Over at the Boing Boing blog, the writers complain about the new online book search rights that Google just won in a class action suit settlement. It's a little tricky to parse out what this means, but it looks like if you have a book in print now, or ever did, Google can include its contents in a search result. This sentence kind of sums it up: "Google is the only company in the world that will have a clean, legal way of offering all these books in search results."
Google, in acceding to the Authors Guild's requests, have attained a legal near-monopoly on searching and distributing the majority of books ever published.

The Authors Guild -- which represents a measly 8000 writers -- brought a class action against Google on behalf of all literary copyright holders, even the authors of the millions of "orphan works" whose rightsholders can't be located. Once that class was certified, whatever deal Google struck with the class became binding on every work of literature ever produced.
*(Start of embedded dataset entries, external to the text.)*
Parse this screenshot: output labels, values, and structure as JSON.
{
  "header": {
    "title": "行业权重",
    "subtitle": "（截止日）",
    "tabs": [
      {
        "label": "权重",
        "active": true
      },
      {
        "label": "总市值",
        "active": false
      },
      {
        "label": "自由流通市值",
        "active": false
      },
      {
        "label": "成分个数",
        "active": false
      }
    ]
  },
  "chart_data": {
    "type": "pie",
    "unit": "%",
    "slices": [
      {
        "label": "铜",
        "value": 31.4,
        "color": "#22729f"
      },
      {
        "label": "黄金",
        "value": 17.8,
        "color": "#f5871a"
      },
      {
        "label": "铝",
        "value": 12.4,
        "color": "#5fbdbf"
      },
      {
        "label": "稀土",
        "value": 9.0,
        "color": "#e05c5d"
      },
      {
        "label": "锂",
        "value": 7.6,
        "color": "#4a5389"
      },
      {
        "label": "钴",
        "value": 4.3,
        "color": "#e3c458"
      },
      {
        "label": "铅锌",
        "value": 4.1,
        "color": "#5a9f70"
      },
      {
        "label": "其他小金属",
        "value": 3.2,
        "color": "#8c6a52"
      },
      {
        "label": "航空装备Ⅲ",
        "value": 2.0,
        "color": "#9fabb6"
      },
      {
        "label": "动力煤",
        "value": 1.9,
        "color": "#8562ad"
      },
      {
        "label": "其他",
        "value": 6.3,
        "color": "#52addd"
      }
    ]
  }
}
The odds are that this feat won't ever be repeated, which means that Google is the only company in the world that will have a clean, legal way of offering all these books in search results.

We all love Google, don't we? From the "search the Web by speaking" iPhone application to the wonderful shopping vistas, Google runs the online universe. But if I had a book out, and I wasn't one of the select 8,000 Authors Guild members, I'd be scrambling now to find out if my book's online rights were still mine to control. As the article says, challenging this settlement in court is going to be costly.

Not something to worry yourself about if you're still doing the writing and editing. This doesn't affect the practice of your writing art. It might reduce your ability to earn a living off a book, though. That thunder you hear in the air is the sound of Google's scanners warming up, ready to hoover up the pages of your book for a free search result on the Internet. Yeah, Amazon is big. But Google is bigger, smarter and hungrier.